Reuse datasets between runs by levon003 · Pull Request #90 · DigitalHarborFoundation/FlexEval

levon003 · 2025-09-19T00:37:20Z

Add logic for reusing datasets
Can now associate EvalRuns with one or more datasets
Bump to langgraph 1.0+ and update test data script
Unit & integration testing cleanup
Removed the context_only flag. First of all, it was broken, which suggests we weren't using it. Second of all, it was confusing and unnecessary: if a function metric only wants the context, it can easily do that itself.

Claude summary

Dataset loading refactor

Polymorphic data sources: DataSource now has three discriminated subtypes via type field: FileDataSource, NamedDataSource (lookup by name), and IterableDataSource. Uses Pydantic
Discriminator("type").
FileFormatEnum: Explicit enum for file formats (jsonl, langgraph_sqlite) replacing a bare Literal["jsonl"].
New run_utils.load_datasets(): Centralized dataset loading logic with support for reuse-by-name, duplicate detection, and named lookups. New Config flags: reuse_dataset_by_name,
raise_on_duplicate_dataset_name, raise_on_unnamed_dataset.
Dataset class simplified: Removed ~80 lines of loading logic that moved into run_utils.

LangGraph parser rewrite

data_loader.py: Rewrote load_langgraph_sqlite() for langgraph 1.0 compatibility. Old approach (~300 lines) parsed incremental metadata["writes"]; new approach (~100 lines) reads the
final checkpoint's cumulative channel_values.messages.

context_only feature removal

Removed the broken/defunct context_only feature from Turn, compute_metrics, completions, function_types, eval_schema, and test configs.

Test improvements

ConfigFailures: Tests now assert specific exception types and verify zero metric rows for runtime errors (instead of @expectedFailure or just checking for no crash).
LangGraph integration tests: Unskipped all 4 suites, regenerated test data.
Unit tests: Expanded test_data_loader.py significantly (+380 lines) — new tests for NamedDataSource, reuse-by-name, duplicate detection, iterable reuse, and completed the LangGraph
loading test.

Other changes

Docs updates (DEVELOPMENT.md, vignettes.rst, abstractions.rst)
New vignette: vignettes/multiple_configs.py
Dependency updates in uv.lock / pyproject.toml
Minor cleanups in runner.py, db_utils.py, dependency_graph.py, metrics/save.py

Schema/Model changes

dataset.py — Removed load_data(), is_sqlite_file(), max_n_conversation_threads, nb_evaluations_per_thread
thread.py — Removed evalsetrun FK
turn.py — Removed evalsetrun FK; get_completion() now accepts completion_config and evalsetrun as params
message.py — Same as turn.py
tool_call.py — Removed evalsetrun FK
eval_set_run.py — Renamed backref to dataset_links, added dataset_list property
evalrun_schema.py — Added type discriminator field to DataSource subclasses, created DataSourceType discriminated union
db_utils.py — Added EvalSetRunDatasets to DATABASE_TABLES

Pipeline wiring

data_loader.py — Removed all evalsetrun=dataset.evalsetrun references; load_file() now accepts config params
run_utils.py — Removed dataset_files from build_eval_set_run(); restructured load_datasets() with clean control flow
runner.py — Wired up build_evalsetrun_datasets(), passes datasets list to completions/metrics
completions.py — Accepts datasets list, iterates threads through datasets
compute_metrics.py — build_thread_task_graphs() takes Dataset; stored do_completion/grader_llm on MetricComputer; fixed load_rubrics() return value bug
metrics/save.py — Accepts evalsetrun and datasets as explicit parameters

levon003 · 2026-04-14T04:24:02Z

@@ -0,0 +1,88 @@
+# .. title:: Multiple configurations
+# If you name a dataset, even an in-memory IterableDataSource, you can reuse it in multiple runs with different configurations.
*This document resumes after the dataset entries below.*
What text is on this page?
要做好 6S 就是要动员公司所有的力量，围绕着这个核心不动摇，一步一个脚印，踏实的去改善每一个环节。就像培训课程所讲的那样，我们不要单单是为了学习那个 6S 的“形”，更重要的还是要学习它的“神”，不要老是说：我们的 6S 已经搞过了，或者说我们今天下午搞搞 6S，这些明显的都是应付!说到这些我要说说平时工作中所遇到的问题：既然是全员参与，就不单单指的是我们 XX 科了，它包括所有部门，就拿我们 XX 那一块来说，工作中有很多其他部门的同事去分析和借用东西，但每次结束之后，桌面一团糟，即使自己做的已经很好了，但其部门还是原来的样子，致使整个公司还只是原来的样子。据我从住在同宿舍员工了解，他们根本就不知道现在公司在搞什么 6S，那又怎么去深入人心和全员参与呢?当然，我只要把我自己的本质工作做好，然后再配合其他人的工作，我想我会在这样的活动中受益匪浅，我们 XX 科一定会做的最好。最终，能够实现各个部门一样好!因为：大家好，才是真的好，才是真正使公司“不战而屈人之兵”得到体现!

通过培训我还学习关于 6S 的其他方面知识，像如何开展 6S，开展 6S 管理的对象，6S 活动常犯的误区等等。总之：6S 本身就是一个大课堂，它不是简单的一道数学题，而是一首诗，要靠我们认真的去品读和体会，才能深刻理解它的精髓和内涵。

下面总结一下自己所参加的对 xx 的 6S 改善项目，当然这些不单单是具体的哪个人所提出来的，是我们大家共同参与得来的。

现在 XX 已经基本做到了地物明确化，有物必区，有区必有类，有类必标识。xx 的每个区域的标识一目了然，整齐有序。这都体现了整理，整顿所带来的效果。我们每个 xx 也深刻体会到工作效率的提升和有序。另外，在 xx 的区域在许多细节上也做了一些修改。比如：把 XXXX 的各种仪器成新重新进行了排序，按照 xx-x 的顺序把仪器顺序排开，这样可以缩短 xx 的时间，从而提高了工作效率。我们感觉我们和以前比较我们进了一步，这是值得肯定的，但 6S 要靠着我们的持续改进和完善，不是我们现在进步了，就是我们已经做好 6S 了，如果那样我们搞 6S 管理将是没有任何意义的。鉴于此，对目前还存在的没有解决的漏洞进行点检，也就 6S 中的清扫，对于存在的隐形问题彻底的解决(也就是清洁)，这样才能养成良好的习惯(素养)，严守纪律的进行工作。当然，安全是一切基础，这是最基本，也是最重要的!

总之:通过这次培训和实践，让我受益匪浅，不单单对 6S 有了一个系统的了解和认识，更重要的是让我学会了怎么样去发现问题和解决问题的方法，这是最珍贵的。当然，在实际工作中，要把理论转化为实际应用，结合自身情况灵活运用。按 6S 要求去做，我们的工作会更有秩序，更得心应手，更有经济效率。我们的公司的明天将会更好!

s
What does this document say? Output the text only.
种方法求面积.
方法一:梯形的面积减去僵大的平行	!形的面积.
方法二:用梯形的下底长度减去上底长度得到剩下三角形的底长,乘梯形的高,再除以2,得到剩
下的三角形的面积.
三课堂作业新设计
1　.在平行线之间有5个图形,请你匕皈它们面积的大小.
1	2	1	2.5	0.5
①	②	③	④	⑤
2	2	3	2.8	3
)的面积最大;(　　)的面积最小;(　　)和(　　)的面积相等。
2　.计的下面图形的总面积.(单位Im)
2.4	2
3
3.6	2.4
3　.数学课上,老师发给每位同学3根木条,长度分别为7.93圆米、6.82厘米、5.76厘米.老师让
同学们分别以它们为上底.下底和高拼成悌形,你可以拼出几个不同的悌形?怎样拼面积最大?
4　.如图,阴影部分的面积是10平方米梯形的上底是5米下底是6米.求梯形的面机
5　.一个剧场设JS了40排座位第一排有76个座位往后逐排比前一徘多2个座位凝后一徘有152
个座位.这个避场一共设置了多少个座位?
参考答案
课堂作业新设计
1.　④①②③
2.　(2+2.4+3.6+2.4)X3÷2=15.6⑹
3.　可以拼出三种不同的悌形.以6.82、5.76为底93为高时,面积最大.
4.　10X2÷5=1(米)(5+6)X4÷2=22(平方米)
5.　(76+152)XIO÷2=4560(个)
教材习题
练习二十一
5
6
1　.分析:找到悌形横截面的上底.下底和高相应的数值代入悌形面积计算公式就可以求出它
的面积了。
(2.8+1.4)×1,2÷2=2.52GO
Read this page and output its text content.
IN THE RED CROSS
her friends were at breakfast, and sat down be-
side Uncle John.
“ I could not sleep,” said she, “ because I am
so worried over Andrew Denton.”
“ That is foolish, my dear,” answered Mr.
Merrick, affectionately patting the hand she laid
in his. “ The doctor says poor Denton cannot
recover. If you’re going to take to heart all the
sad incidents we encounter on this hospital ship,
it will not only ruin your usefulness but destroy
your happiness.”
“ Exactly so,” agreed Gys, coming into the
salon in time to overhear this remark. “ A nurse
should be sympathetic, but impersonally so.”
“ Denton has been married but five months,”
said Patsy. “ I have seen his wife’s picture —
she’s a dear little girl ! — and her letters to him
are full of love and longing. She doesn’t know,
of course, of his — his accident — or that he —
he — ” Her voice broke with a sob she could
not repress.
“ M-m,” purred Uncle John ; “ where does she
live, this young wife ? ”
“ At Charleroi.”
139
This file demonstrates the primary purpose for this PR. Rather than requiring a particular format, we now support multiple input formats, including in-memory Python lists.

Among other things, that will simplify future testing and documented examples (which don't need to rely on external data files).

levon003 · 2026-04-15T01:16:35Z

Claude Opus 4.6 PR Review: "Reuse datasets between runs"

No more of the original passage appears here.